2014/03/27

二軍

 野球が好きでよかったとおもうことのひとつに、澤宮優の文章を読む喜びがある。
 選手ひとりひとりの人生が凝縮された言葉を絶妙に引き出し、野球というスポーツの魅力だけでなく、選手たちの“不屈の姿勢”を垣間見せてくれる。
 新刊の『二軍』(河出書房新社)もそうだった。

 澤宮優の野球ノンフィクションは、プロとしては不遇だった選手に光を当てている作品が多い。今回のタイトルは『二軍』ということもあって、読む前からかなり期待していた。
 にもかかわらず、その期待を軽く上回った。

『二軍』そして『ドラフト1位』『ドラフト外』(いずれも河出文庫)も野球のボールの写真が装丁につかわれている。

 この本に登場するのは、近藤真市(中日)、髙橋慶彦(広島・ロッテ・阪神)、井上真二(巨人)、金剛弘樹(中日)、西俊児(日本ハム)、藤岡寛生(巨人・日本ハム)、庄司智久(巨人・ロッテ)、太田幸司(近鉄・巨人・ロッテ)、戎信行(オリックス・ヤクルト)、 そして巨人軍寮長の武宮敏明、藤本健作——。

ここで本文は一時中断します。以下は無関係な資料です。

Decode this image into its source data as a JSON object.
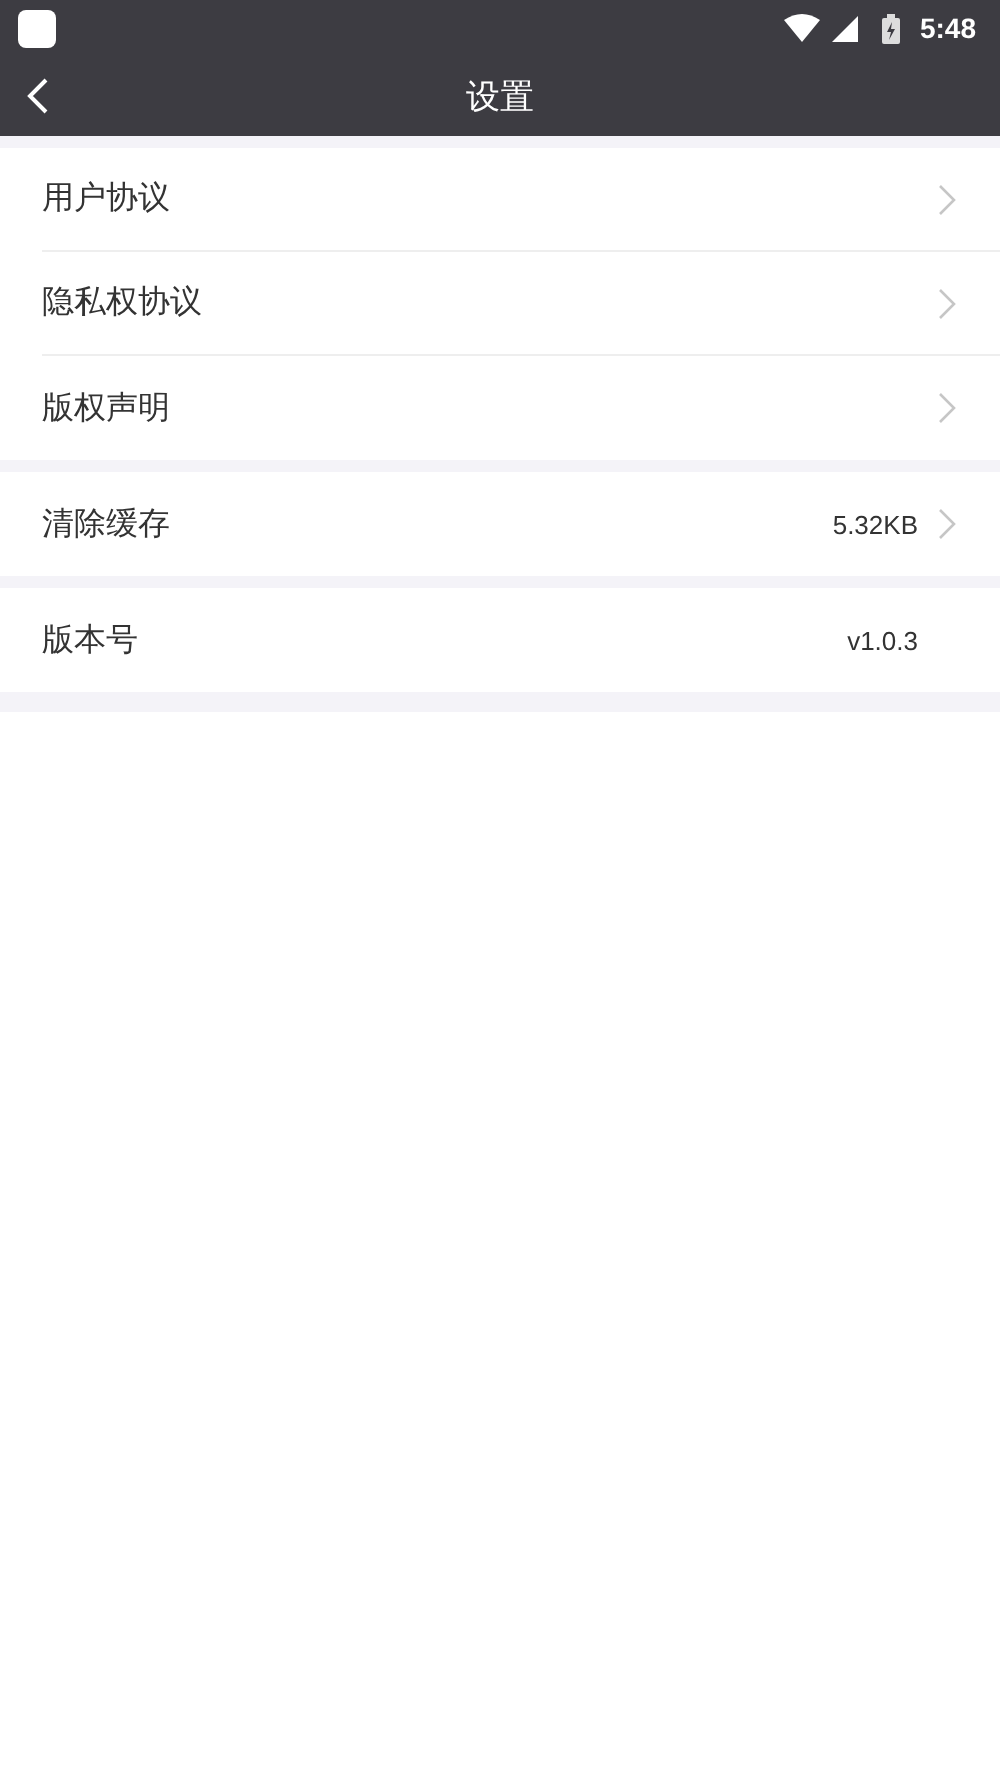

 もっとも活躍したのは髙橋慶彦だろう。最初はこの本に入っていることが意外だった。
 ずっとスター街道を歩んできた選手だとおもっていたから。もちろん、二軍時代もあったし、現役引退後にロッテの二軍監督もしている。

 プロ入りして数年で結果を出さなければ、クビになる。
 髙橋慶彦ですら、高校を出て、プロのプレーを見て「俺、一年でクビになるな」とおもったらしい。
 それで練習の鬼になった。 
 その後、スイッチヒッターに転向するさいには「一日二十四時間では、練習に足りない」とまで考えた。

《練習を精一杯やって、自分でも行けると思って失敗した。このときどう考えるか。“まだ練習が足りない”と思えばいいだけで、その繰り返しですよ。自分の力が足りない。また練習しよう、ですよ》

 指導者になってからは——。

《俺が自分で練習やってのは自分がしたいからやってたわけ。選手の首根っこを捕まえてさせる必要もあるんだけど、心が疲れたら練習ができなくなる。体を動かすのは筋肉じゃない。まずは心と頭だからね》

 野球の話だが、仕事全般についても考えさせられる話だ。

 二軍でどんなに結果を出しても、なかなか一軍に上がれない選手もいる。
 それでも腐らず、練習や工夫を重ねている。
 雑用も手をぬかない。
 記録は残せなくても、そうした姿勢をずっと見ている人もいる。

 プロ十年目で初勝利、最優秀防御率のタイトルを獲得した戎信行投手の話もよかった。

 一球の重さをはじめて知った。